Kies M S, Haraf D J, Athanasiadis I, Kozloff M, Mittal B, Pelzer H, Rademaker A W, Wenig B, Weichselbaum R R, Vokes E E
Department of Medicine, Northwestern University Medical School and the Lurie Cancer Center, Chicago, IL, USA.
J Clin Oncol. 1998 Aug;16(8):2715-21. doi: 10.1200/JCO.1998.16.8.2715.
To determine tumor response rate, patterns of failure, toxicity, and survival in advanced squamous head and neck cancer after a combined treatment program that consists of induction chemotherapy, organ-sparing surgery, and concurrent chemoradiation. Long-term outcome data are presented.
Between July 1991 and March 1993, 93 patients received three cycles of induction chemotherapy that consisted of cisplatin, fluorouracil (5-FU), l-leucovorin, and alpha-interferon2b (PFLl-alpha) followed by optional limited surgery and six to eight cycles of 5-FU, hydroxyurea, and concurrent radiation (FHX) to a total radiation dose of 65 to 75 Gy.
Ninety-three patients were entered onto this study and 97% had stage IV disease, with 66 patients who were N2 or N3. Sixty-one patients (66%) achieved a clinical complete remission (CR) after induction therapy. Thirty-four patients underwent surgery. Seventy-nine patients proceeded to FHX. With a median follow-up time of 43 months for surviving patients, 20 patients have had disease progression (13 local, two distant, five both), and there have been 35 deaths (18 from disease, six treatment-related, two from a second primary, and nine for other medical reasons). At 5 years, progression-free survival is 68%, and overall survival is 62%. Surgery was organ-preserving, as only a single laryngectomy and no glossectomies were performed in primary management. Acute toxicity related to PFLl-alpha consisted of severe or life-threatening mucositis in 57% and leucopenia in 65% of patients. During FHX, 81% of patients had grade 3 or 4 mucositis.
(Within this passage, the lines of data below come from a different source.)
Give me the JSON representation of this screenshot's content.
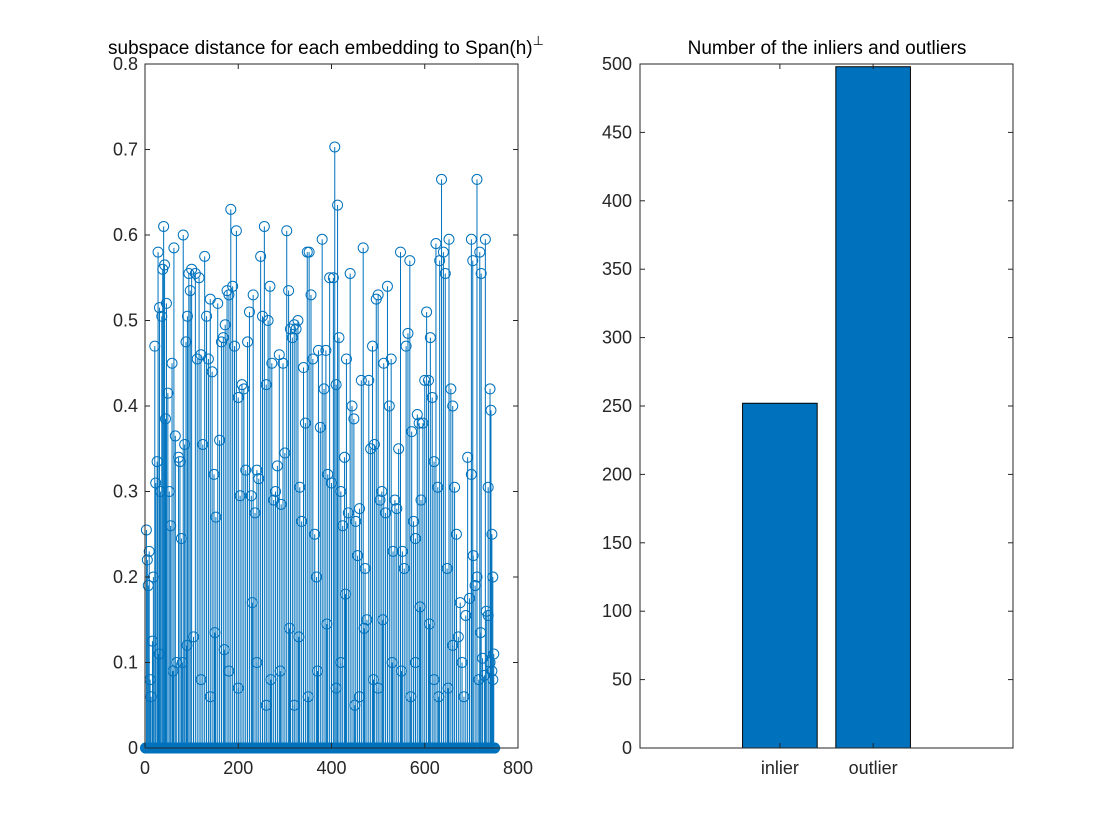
{
  "chart_data": [
    {
      "type": "stem",
      "title": "subspace distance for each embedding to Span(h)",
      "title_superscript": "⊥",
      "xlim": [
        0,
        800
      ],
      "ylim": [
        0,
        0.8
      ],
      "x_ticks": [
        "0",
        "200",
        "400",
        "600",
        "800"
      ],
      "y_ticks": [
        "0",
        "0.1",
        "0.2",
        "0.3",
        "0.4",
        "0.5",
        "0.6",
        "0.7",
        "0.8"
      ],
      "n_points": 750,
      "n_nonzero": 252,
      "color": "#0072BD",
      "marker": "circle",
      "grid": false,
      "points": [
        [
          3,
          0.255
        ],
        [
          5,
          0.22
        ],
        [
          7,
          0.19
        ],
        [
          9,
          0.23
        ],
        [
          11,
          0.08
        ],
        [
          13,
          0.06
        ],
        [
          16,
          0.125
        ],
        [
          18,
          0.2
        ],
        [
          21,
          0.47
        ],
        [
          23,
          0.31
        ],
        [
          26,
          0.335
        ],
        [
          28,
          0.58
        ],
        [
          31,
          0.515
        ],
        [
          33,
          0.3
        ],
        [
          36,
          0.505
        ],
        [
          38,
          0.56
        ],
        [
          40,
          0.61
        ],
        [
          42,
          0.565
        ],
        [
          44,
          0.385
        ],
        [
          46,
          0.52
        ],
        [
          49,
          0.415
        ],
        [
          52,
          0.3
        ],
        [
          55,
          0.26
        ],
        [
          58,
          0.45
        ],
        [
          62,
          0.585
        ],
        [
          65,
          0.365
        ],
        [
          68,
          0.1
        ],
        [
          72,
          0.34
        ],
        [
          75,
          0.335
        ],
        [
          78,
          0.245
        ],
        [
          82,
          0.6
        ],
        [
          85,
          0.355
        ],
        [
          88,
          0.475
        ],
        [
          91,
          0.505
        ],
        [
          94,
          0.555
        ],
        [
          97,
          0.535
        ],
        [
          100,
          0.56
        ],
        [
          104,
          0.13
        ],
        [
          108,
          0.555
        ],
        [
          112,
          0.455
        ],
        [
          116,
          0.55
        ],
        [
          120,
          0.46
        ],
        [
          124,
          0.355
        ],
        [
          128,
          0.575
        ],
        [
          132,
          0.505
        ],
        [
          136,
          0.455
        ],
        [
          140,
          0.525
        ],
        [
          144,
          0.44
        ],
        [
          148,
          0.32
        ],
        [
          152,
          0.27
        ],
        [
          156,
          0.52
        ],
        [
          160,
          0.36
        ],
        [
          164,
          0.475
        ],
        [
          168,
          0.48
        ],
        [
          172,
          0.495
        ],
        [
          176,
          0.535
        ],
        [
          180,
          0.53
        ],
        [
          184,
          0.63
        ],
        [
          188,
          0.54
        ],
        [
          192,
          0.47
        ],
        [
          196,
          0.605
        ],
        [
          200,
          0.41
        ],
        [
          204,
          0.295
        ],
        [
          208,
          0.425
        ],
        [
          212,
          0.42
        ],
        [
          216,
          0.325
        ],
        [
          220,
          0.475
        ],
        [
          224,
          0.51
        ],
        [
          228,
          0.295
        ],
        [
          232,
          0.53
        ],
        [
          236,
          0.275
        ],
        [
          240,
          0.325
        ],
        [
          244,
          0.315
        ],
        [
          248,
          0.575
        ],
        [
          252,
          0.505
        ],
        [
          256,
          0.61
        ],
        [
          260,
          0.425
        ],
        [
          264,
          0.5
        ],
        [
          268,
          0.54
        ],
        [
          272,
          0.45
        ],
        [
          276,
          0.29
        ],
        [
          280,
          0.3
        ],
        [
          284,
          0.33
        ],
        [
          288,
          0.46
        ],
        [
          292,
          0.285
        ],
        [
          296,
          0.45
        ],
        [
          300,
          0.345
        ],
        [
          304,
          0.605
        ],
        [
          308,
          0.535
        ],
        [
          312,
          0.49
        ],
        [
          316,
          0.48
        ],
        [
          320,
          0.495
        ],
        [
          324,
          0.49
        ],
        [
          328,
          0.5
        ],
        [
          332,
          0.305
        ],
        [
          336,
          0.265
        ],
        [
          340,
          0.445
        ],
        [
          344,
          0.38
        ],
        [
          348,
          0.58
        ],
        [
          352,
          0.58
        ],
        [
          356,
          0.53
        ],
        [
          360,
          0.455
        ],
        [
          364,
          0.25
        ],
        [
          368,
          0.2
        ],
        [
          372,
          0.465
        ],
        [
          376,
          0.375
        ],
        [
          380,
          0.595
        ],
        [
          384,
          0.42
        ],
        [
          388,
          0.465
        ],
        [
          392,
          0.32
        ],
        [
          396,
          0.55
        ],
        [
          400,
          0.31
        ],
        [
          404,
          0.55
        ],
        [
          407,
          0.703
        ],
        [
          410,
          0.425
        ],
        [
          413,
          0.635
        ],
        [
          416,
          0.48
        ],
        [
          420,
          0.3
        ],
        [
          424,
          0.26
        ],
        [
          428,
          0.34
        ],
        [
          432,
          0.455
        ],
        [
          436,
          0.275
        ],
        [
          440,
          0.555
        ],
        [
          444,
          0.4
        ],
        [
          448,
          0.385
        ],
        [
          452,
          0.265
        ],
        [
          456,
          0.225
        ],
        [
          460,
          0.28
        ],
        [
          464,
          0.43
        ],
        [
          468,
          0.585
        ],
        [
          472,
          0.21
        ],
        [
          476,
          0.15
        ],
        [
          480,
          0.43
        ],
        [
          484,
          0.35
        ],
        [
          488,
          0.47
        ],
        [
          492,
          0.355
        ],
        [
          496,
          0.525
        ],
        [
          500,
          0.53
        ],
        [
          504,
          0.29
        ],
        [
          508,
          0.3
        ],
        [
          512,
          0.45
        ],
        [
          516,
          0.275
        ],
        [
          520,
          0.54
        ],
        [
          524,
          0.4
        ],
        [
          528,
          0.455
        ],
        [
          532,
          0.23
        ],
        [
          536,
          0.29
        ],
        [
          540,
          0.28
        ],
        [
          544,
          0.35
        ],
        [
          548,
          0.58
        ],
        [
          552,
          0.23
        ],
        [
          556,
          0.21
        ],
        [
          560,
          0.47
        ],
        [
          564,
          0.485
        ],
        [
          568,
          0.57
        ],
        [
          572,
          0.37
        ],
        [
          576,
          0.265
        ],
        [
          580,
          0.245
        ],
        [
          584,
          0.39
        ],
        [
          588,
          0.38
        ],
        [
          592,
          0.29
        ],
        [
          596,
          0.38
        ],
        [
          600,
          0.43
        ],
        [
          604,
          0.51
        ],
        [
          608,
          0.43
        ],
        [
          612,
          0.48
        ],
        [
          616,
          0.41
        ],
        [
          620,
          0.335
        ],
        [
          624,
          0.59
        ],
        [
          628,
          0.305
        ],
        [
          632,
          0.57
        ],
        [
          636,
          0.665
        ],
        [
          640,
          0.58
        ],
        [
          644,
          0.555
        ],
        [
          648,
          0.21
        ],
        [
          652,
          0.595
        ],
        [
          656,
          0.42
        ],
        [
          660,
          0.4
        ],
        [
          664,
          0.305
        ],
        [
          668,
          0.25
        ],
        [
          672,
          0.13
        ],
        [
          676,
          0.17
        ],
        [
          680,
          0.1
        ],
        [
          684,
          0.06
        ],
        [
          688,
          0.155
        ],
        [
          692,
          0.34
        ],
        [
          696,
          0.175
        ],
        [
          700,
          0.32
        ],
        [
          704,
          0.225
        ],
        [
          708,
          0.19
        ],
        [
          712,
          0.2
        ],
        [
          716,
          0.08
        ],
        [
          720,
          0.135
        ],
        [
          724,
          0.105
        ],
        [
          728,
          0.085
        ],
        [
          732,
          0.16
        ],
        [
          736,
          0.155
        ],
        [
          740,
          0.1
        ],
        [
          744,
          0.09
        ],
        [
          746,
          0.2
        ],
        [
          700,
          0.595
        ],
        [
          703,
          0.57
        ],
        [
          712,
          0.665
        ],
        [
          718,
          0.58
        ],
        [
          721,
          0.555
        ],
        [
          730,
          0.595
        ],
        [
          736,
          0.305
        ],
        [
          740,
          0.42
        ],
        [
          742,
          0.395
        ],
        [
          744,
          0.25
        ],
        [
          748,
          0.11
        ],
        [
          746,
          0.08
        ],
        [
          150,
          0.135
        ],
        [
          170,
          0.115
        ],
        [
          230,
          0.17
        ],
        [
          310,
          0.14
        ],
        [
          330,
          0.13
        ],
        [
          390,
          0.145
        ],
        [
          430,
          0.18
        ],
        [
          470,
          0.14
        ],
        [
          510,
          0.15
        ],
        [
          590,
          0.165
        ],
        [
          610,
          0.145
        ],
        [
          660,
          0.12
        ],
        [
          60,
          0.09
        ],
        [
          90,
          0.12
        ],
        [
          120,
          0.08
        ],
        [
          200,
          0.07
        ],
        [
          260,
          0.05
        ],
        [
          290,
          0.09
        ],
        [
          350,
          0.06
        ],
        [
          410,
          0.07
        ],
        [
          450,
          0.05
        ],
        [
          490,
          0.08
        ],
        [
          530,
          0.1
        ],
        [
          570,
          0.06
        ],
        [
          620,
          0.08
        ],
        [
          650,
          0.07
        ],
        [
          30,
          0.11
        ],
        [
          80,
          0.1
        ],
        [
          140,
          0.06
        ],
        [
          180,
          0.09
        ],
        [
          240,
          0.1
        ],
        [
          270,
          0.08
        ],
        [
          320,
          0.05
        ],
        [
          370,
          0.09
        ],
        [
          420,
          0.1
        ],
        [
          460,
          0.06
        ],
        [
          500,
          0.07
        ],
        [
          550,
          0.09
        ],
        [
          580,
          0.1
        ],
        [
          630,
          0.06
        ]
      ]
    },
    {
      "type": "bar",
      "title": "Number of the inliers and outliers",
      "categories": [
        "inlier",
        "outlier"
      ],
      "values": [
        252,
        498
      ],
      "ylim": [
        0,
        500
      ],
      "y_ticks": [
        "0",
        "50",
        "100",
        "150",
        "200",
        "250",
        "300",
        "350",
        "400",
        "450",
        "500"
      ],
      "color": "#0072BD",
      "grid": false
    }
  ]
}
PFLl-alpha is a highly active regimen that induced clinical CR in two thirds of patients. When followed by limited surgery and FHX, resultant local and distant disease control, organ preservation, and overall 5-year survival are very promising in high-risk stage IV patients. Based on these local control and survival data, further evaluation of this treatment sequence, induction chemotherapy followed by concurrent chemoradiation, is warranted. Identification of similarly active but less toxic regimens is a high priority.
确定在由诱导化疗、保留器官手术和同步放化疗组成的联合治疗方案后,晚期头颈部鳞状细胞癌的肿瘤缓解率、失败模式、毒性和生存率。呈现长期结局数据。
1991年7月至1993年3月期间,93例患者接受了三个周期的诱导化疗,化疗方案为顺铂、氟尿嘧啶(5-FU)、亚叶酸钙和α-干扰素2b(PFL1-α),随后进行选择性有限手术,以及六至八个周期的5-FU、羟基脲和同步放疗(FHX),总放疗剂量为65至75 Gy。
93例患者进入本研究,97%为IV期疾病,66例为N2或N3期。61例患者(66%)在诱导治疗后达到临床完全缓解(CR)。34例患者接受了手术。79例患者进行了FHX。存活患者的中位随访时间为43个月,20例患者出现疾病进展(13例为局部进展,2例为远处进展,5例为局部和远处均进展),35例患者死亡(18例死于疾病,6例与治疗相关,2例死于第二原发肿瘤,9例死于其他医学原因)。5年时,无进展生存率为68%,总生存率为62%。手术保留了器官,因为在初始治疗中仅进行了1例喉切除术,未进行舌切除术。与PFL1-α相关的急性毒性包括57%的患者出现严重或危及生命的粘膜炎,65%的患者出现白细胞减少。在FHX期间,81%的患者出现3级或4级粘膜炎。
PFL1-α是一种高度有效的方案,可使三分之二的患者达到临床CR。在随后进行有限手术和FHX后,对于高危IV期患者,由此产生的局部和远处疾病控制、器官保留以及5年总生存率非常有前景。基于这些局部控制和生存数据,有必要进一步评估这种治疗顺序,即诱导化疗后进行同步放化疗。确定同样有效但毒性较小的方案是当务之急。